The simple language of the note resembled that of various European populist platforms, albeit trimmed of deep historical flourishes: fear the Islamic invader; take to the barricades to repel the forces of Allah.  Interestingly enough, Tarrant leaves the detail of the invaders unclear, given that European lands have received all manner of invasions over its existence, of which the Ottoman and Islamic is but one stream.  The broad statement strikes a note of nonsense: “To take revenge on the invaders for the hundreds of thousands of deaths caused by foreign invaders in European lands throughout history.”

Other statements of motivation follow: the “enslavement of millions of Europeans from their lands by the Islamic slavers”; “the thousands of European lives lost to terror attacks throughout European lands”.  Rather conveniently, and in manipulative fashion, the spirit of young Ebba Åkerlund, who died in 2017 in a terror attack in Sweden, is also channelled.  It was not sufficient to merely mention her; the eleven-year old inspired the shooter to name rifles after her.  “How the hell,” expressed stunned father Stefan Åkerlund, “can we ever get to mourn in peace?”

The problem with any such event is the risk of immoderate response.  Sensible comments have been noted: the risks posed by non-Islamic terrorists have tended to be neglected in budgets and rhetoric, though US President Donald Trump is, unsurprisingly, insisting that militant white nationalism is fringe worthy rather than common. Under the John Key government, the overwhelming focus of funding intelligence and security efforts was directed at the phantom menace of Islam, burrowing deep into the suburbs.  Watch lists of suspects were constantly noted; the fear of returned “radicalised” fighters was constantly iterated.  To add a greater sense of purpose to the mission, New Zealand troops were deployed to Iraq to fight the troops of Islamic State.  “Get some guts!” exclaimed Key to his opposition counterpart, Andrew Little, who seemed somewhat half-hearted in committing to the effort.

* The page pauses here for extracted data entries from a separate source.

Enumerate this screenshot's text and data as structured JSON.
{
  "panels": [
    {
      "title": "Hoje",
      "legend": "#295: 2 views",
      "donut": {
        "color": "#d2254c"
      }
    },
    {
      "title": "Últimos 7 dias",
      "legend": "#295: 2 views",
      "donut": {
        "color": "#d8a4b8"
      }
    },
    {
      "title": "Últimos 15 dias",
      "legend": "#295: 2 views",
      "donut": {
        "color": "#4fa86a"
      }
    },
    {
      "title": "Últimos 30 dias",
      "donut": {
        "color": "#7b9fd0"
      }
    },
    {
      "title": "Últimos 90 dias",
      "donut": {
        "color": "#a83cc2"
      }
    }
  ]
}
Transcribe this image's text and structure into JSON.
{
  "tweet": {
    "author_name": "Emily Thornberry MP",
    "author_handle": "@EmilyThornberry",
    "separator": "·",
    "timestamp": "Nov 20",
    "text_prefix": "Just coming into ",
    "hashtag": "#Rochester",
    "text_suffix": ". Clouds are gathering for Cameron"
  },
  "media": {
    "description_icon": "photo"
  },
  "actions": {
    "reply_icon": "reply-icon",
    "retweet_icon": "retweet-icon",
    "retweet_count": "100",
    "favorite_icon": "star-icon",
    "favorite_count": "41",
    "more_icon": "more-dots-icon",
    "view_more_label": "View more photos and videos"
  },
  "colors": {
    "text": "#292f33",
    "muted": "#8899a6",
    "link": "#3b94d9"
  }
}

Other policy recommendations, still embryonic and possibly never to fly, are making their errands.  There are suggestions of deploying around the clock security personnel to mosques in various countries, something that risks militarising places of worship.

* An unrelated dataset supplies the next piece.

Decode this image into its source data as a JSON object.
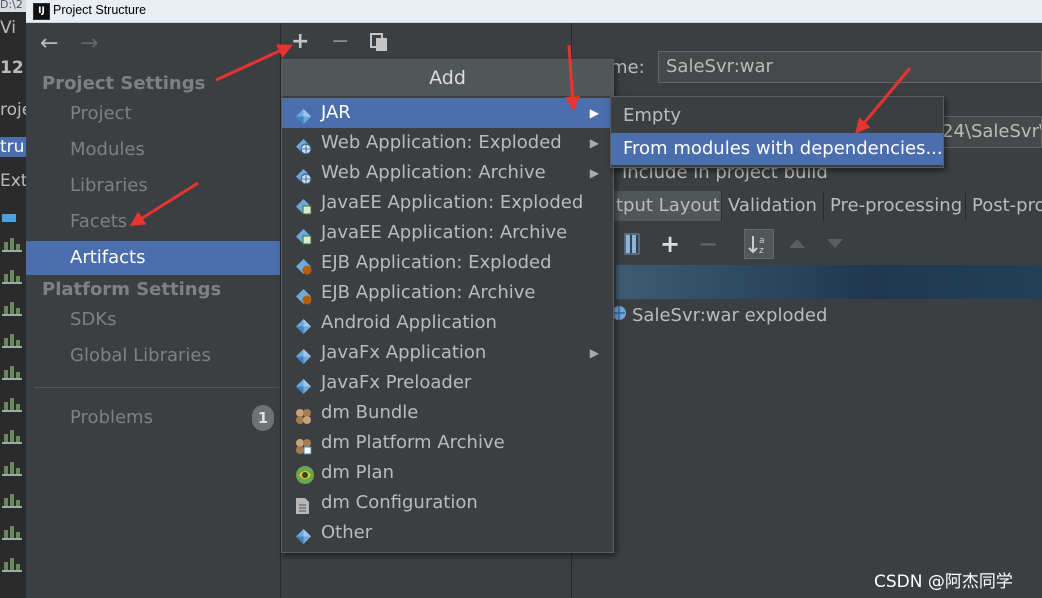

Vengeful rebuke can also find room in legislative and executive action.  In New Zealand, reforms to gun laws are being promised.  (These are already strict, and it is by no means clear if safety would be improved by such changes.)  In Australia, Tony Burke of the Labor Party suggests punishing hate speech and denying visas to certain right wing advocates of the white supremacist persuasion.  Australia’s immigration system is sufficiently intolerant and erratic enough to deny visas to those who might interfere with the false tranquillity of its society but a suspicious paternalism remains the enemy of free speech. Debate, in short, cannot be trusted.

The move to further push tech companies to reign in violent content will also receive a mighty boost.  The response from such companies as Facebook thus far is one of optimism: last year, some 99 percent of content linked with terrorism content promoted by Islamic State and al-Qaeda was successfully purged by artificial intelligence. Calls to do the same for other sources of inspiration are bound to follow.

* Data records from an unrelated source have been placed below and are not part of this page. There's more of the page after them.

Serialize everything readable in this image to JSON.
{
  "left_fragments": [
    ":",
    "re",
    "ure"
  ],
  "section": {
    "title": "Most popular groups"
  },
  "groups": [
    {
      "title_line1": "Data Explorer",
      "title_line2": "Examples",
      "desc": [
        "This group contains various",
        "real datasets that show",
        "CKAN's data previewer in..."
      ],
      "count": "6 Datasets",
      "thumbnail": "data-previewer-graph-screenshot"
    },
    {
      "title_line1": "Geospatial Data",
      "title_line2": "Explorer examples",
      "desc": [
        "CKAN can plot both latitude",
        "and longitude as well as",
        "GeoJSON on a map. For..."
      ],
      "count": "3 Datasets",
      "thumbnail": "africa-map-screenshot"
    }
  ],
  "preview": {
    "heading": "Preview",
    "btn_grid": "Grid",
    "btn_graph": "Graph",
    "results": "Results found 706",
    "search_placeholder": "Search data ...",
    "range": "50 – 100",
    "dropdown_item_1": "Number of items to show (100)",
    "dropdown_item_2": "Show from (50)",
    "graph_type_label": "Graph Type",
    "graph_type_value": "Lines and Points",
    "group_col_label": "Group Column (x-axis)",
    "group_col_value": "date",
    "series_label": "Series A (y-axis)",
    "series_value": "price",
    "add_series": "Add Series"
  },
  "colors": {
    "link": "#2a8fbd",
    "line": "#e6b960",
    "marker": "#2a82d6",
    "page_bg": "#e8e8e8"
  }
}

There is also a stark, uncomfortable reality: no one is safe.  The entire field of terrorist and anti-terrorist studies is replete with charlatan impulses and the promise of placebo styled security.  There are fictional projections and assessments about whether an attack is “imminent” or “probable”.  There are calls to be vigilant and report the suspicious.  Political leaders give firm reassurances that all will be safe, a point that, quite frankly, can never be guaranteed.

The actions of Friday demonstrate the ease with which an act of mass killing can take place, the damage than can arise from attacking freely open spaces where people commune.  Extremism is said to lack a face or an ideology, but on Friday, it manifested in an all too human form.